I know I’m very late to this subject, but I’ve never really understood the relationship that General Managers have with their coaches in the NHL. A coaching search should take place in the summer, take real time, require real interviews, and net a guy who’s on the same page as the GM as far as the organizational philosophy goes. It should not saddle you with a coach who wants to give ice time to a pylon like Randy Jones. The Brian Burke-Ron Wilson model is a good example – is Wilson at risk of getting fired? It doesn’t seem like it, does it? General managers have lengthy tenures and get to show poor results for a long time before they get axed. It should be no different for coaches.

But the Pearn firing is so much more ridiculous than, well, anything I can remember (I have a bad memory for these things.) If the Habs being 3/32 on the PP is the real reason, that's honestly one of the stupidest things any GM has ever come up with. Montreal is #2 in the league in 5v4 shot rate, and #30 in 5v4 shooting percentage. As I've shown before, shot rate predicts future success on the PP; shooting percentage, particularly over the course of 60-odd shots, is meaningless. I don't think a lot of people believed that a brief run of bad luck on the PP was Perry Pearn's fault.

What about the more general second official reason, that the Habs are off to their worst start since hockey got on TV? You’d have to understand very little about how the modern NHL runs to believe that – the Habs were 1-5-2 in regulation in their first 8 games, but two seasons ago, they were 0-5-3 across that same span. In fact, after 18 games, they were 1-10-7 in regulation, with their only win coming over the New York Islanders.
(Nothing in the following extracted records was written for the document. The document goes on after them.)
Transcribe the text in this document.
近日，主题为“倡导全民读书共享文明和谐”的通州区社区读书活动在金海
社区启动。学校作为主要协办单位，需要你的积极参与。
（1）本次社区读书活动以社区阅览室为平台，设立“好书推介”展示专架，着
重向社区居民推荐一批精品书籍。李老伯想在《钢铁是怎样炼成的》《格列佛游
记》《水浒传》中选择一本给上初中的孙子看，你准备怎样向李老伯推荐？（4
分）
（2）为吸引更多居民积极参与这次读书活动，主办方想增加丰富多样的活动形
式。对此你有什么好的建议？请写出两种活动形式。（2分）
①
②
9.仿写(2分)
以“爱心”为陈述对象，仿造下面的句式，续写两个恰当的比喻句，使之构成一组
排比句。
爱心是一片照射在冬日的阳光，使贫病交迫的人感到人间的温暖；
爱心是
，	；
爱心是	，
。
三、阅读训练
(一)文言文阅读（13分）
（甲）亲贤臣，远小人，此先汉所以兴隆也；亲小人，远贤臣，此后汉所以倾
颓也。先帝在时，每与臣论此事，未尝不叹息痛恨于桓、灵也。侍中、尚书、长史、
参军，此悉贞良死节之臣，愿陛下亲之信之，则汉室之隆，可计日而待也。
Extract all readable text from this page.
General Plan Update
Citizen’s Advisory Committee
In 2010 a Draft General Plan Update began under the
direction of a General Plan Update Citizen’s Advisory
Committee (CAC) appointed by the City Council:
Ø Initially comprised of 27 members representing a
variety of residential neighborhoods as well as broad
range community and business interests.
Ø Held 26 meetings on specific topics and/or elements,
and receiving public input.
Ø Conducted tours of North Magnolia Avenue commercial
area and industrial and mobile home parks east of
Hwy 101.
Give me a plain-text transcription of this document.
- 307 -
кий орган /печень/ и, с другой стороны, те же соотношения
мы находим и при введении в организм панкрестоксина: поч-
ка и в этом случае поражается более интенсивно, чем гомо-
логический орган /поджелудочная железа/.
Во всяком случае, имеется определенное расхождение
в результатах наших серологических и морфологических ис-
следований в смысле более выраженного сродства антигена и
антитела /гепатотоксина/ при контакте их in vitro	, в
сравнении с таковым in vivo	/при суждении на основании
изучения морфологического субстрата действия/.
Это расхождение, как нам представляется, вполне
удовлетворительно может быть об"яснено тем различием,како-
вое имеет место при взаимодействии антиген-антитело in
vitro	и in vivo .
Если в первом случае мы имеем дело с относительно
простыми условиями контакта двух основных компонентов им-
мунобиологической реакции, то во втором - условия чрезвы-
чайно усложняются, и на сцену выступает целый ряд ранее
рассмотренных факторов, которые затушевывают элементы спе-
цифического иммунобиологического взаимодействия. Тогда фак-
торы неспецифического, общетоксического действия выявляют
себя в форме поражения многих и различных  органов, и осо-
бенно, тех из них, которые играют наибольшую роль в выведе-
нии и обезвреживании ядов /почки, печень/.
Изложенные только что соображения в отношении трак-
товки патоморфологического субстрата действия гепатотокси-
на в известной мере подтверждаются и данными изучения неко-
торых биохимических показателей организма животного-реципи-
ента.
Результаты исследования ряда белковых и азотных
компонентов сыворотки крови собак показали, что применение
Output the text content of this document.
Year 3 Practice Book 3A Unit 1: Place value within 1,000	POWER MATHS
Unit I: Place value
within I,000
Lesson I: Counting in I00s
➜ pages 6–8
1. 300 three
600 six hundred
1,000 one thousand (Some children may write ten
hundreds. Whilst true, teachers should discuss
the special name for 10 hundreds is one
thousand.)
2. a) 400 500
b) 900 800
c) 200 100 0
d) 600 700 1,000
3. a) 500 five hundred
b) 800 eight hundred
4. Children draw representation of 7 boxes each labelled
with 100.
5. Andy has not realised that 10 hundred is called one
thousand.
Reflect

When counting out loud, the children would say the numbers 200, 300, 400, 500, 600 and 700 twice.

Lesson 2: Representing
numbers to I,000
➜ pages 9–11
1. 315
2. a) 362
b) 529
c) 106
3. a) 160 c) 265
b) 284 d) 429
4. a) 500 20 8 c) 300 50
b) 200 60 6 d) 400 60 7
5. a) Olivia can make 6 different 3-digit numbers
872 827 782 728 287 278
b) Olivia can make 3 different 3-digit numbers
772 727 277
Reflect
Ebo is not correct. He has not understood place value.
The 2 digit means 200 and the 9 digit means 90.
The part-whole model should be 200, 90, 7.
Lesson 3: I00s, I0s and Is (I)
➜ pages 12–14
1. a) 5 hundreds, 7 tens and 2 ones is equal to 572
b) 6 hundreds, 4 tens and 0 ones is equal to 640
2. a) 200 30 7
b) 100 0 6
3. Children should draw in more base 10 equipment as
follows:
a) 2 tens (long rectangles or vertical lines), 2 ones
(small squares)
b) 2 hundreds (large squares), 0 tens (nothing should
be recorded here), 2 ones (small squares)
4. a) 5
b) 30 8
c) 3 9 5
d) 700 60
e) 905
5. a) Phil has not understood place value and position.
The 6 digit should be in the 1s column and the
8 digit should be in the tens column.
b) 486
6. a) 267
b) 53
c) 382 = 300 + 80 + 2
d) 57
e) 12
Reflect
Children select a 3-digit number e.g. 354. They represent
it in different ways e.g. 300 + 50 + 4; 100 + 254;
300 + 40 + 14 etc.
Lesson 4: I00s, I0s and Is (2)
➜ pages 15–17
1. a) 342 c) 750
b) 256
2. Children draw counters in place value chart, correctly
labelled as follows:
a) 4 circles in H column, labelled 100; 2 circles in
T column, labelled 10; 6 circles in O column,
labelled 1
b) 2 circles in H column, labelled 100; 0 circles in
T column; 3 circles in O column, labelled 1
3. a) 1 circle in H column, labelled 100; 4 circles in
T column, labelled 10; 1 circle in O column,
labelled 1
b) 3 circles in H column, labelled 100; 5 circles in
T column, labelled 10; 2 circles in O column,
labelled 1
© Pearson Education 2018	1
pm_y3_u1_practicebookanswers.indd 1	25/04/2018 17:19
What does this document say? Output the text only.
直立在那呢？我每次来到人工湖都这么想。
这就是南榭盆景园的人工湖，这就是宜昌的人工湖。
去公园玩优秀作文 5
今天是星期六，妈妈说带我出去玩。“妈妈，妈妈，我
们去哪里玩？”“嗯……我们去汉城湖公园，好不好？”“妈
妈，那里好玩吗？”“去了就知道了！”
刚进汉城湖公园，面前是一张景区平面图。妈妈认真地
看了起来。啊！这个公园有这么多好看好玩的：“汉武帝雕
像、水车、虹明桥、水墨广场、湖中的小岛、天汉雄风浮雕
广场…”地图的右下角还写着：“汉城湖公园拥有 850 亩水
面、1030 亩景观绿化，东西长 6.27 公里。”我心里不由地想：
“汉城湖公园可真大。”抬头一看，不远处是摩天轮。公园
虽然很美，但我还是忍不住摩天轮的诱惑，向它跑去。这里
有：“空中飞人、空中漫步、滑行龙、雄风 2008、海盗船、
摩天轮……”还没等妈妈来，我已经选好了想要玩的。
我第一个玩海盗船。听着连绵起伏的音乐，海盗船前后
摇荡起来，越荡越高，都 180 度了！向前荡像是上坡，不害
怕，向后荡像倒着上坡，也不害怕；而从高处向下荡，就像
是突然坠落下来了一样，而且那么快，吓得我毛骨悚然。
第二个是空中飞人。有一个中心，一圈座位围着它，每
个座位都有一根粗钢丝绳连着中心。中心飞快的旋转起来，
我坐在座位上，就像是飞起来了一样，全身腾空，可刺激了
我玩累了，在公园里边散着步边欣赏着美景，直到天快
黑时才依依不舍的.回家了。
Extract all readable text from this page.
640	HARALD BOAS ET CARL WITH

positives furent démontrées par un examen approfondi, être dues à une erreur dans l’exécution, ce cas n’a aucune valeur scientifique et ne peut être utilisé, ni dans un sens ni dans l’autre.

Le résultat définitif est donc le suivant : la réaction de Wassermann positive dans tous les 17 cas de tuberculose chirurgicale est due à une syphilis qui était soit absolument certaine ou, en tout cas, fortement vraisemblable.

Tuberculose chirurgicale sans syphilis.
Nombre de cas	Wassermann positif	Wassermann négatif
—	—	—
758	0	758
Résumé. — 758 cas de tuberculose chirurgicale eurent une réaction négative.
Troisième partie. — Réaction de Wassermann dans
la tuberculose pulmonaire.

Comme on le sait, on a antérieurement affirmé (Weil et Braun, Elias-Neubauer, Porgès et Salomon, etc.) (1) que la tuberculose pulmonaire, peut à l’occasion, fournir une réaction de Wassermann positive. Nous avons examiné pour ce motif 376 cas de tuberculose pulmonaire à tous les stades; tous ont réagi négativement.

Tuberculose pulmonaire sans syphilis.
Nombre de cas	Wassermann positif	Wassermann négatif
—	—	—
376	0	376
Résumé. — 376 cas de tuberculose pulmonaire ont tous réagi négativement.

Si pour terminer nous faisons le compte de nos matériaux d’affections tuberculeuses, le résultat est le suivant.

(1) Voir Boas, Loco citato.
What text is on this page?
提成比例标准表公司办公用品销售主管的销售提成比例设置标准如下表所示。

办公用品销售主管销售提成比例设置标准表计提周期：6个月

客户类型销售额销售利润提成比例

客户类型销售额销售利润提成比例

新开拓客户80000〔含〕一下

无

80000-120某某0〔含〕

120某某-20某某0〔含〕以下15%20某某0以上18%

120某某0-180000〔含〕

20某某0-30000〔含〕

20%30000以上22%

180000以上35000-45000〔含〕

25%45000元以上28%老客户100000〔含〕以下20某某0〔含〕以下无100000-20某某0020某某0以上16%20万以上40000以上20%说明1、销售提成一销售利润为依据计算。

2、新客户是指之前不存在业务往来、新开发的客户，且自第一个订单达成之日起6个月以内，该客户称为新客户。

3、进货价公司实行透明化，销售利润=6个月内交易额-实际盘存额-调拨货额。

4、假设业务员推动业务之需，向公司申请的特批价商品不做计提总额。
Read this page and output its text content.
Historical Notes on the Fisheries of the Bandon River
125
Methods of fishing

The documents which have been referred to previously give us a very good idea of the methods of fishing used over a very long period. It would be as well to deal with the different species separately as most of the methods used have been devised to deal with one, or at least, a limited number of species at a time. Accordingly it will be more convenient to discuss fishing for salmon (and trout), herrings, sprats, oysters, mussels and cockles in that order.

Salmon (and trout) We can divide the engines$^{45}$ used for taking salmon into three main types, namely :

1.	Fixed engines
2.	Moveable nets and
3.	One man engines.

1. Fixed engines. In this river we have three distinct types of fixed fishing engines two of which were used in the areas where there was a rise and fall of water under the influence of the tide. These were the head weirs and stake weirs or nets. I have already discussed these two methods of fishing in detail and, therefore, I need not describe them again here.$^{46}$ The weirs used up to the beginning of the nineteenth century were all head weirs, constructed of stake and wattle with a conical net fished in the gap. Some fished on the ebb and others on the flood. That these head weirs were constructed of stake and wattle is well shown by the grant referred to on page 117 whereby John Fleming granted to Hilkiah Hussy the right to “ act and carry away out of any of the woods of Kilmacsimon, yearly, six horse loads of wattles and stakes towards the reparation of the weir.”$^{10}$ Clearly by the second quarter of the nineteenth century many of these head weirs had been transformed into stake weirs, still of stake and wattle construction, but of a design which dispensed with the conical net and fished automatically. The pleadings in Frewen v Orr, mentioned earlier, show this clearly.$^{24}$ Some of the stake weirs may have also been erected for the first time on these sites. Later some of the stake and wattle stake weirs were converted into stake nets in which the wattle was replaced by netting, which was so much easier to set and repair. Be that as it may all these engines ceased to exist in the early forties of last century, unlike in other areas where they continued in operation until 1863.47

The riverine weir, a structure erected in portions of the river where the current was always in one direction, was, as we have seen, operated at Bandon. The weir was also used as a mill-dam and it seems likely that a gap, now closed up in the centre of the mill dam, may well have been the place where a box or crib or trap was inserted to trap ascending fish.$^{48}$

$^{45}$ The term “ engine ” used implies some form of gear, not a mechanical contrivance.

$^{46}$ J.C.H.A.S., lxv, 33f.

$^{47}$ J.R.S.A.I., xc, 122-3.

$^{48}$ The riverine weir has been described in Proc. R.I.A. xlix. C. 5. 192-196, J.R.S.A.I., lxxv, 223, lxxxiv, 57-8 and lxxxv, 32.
NHL GMs are intense guys and they take short-term winning and losing very personally. But as a GM, you need more than a 7-day or 14-day horizon. Maybe Pierre Gauthier had wanted to fire Pearn for a long time and a brief run of bad luck gave him the pretext for doing it. That still makes no sense – you can part ways even with successful coaches in the summer and get the right guy into the job. Firing a coach eight games into the season guarantees that you won't have the right guy doing the job.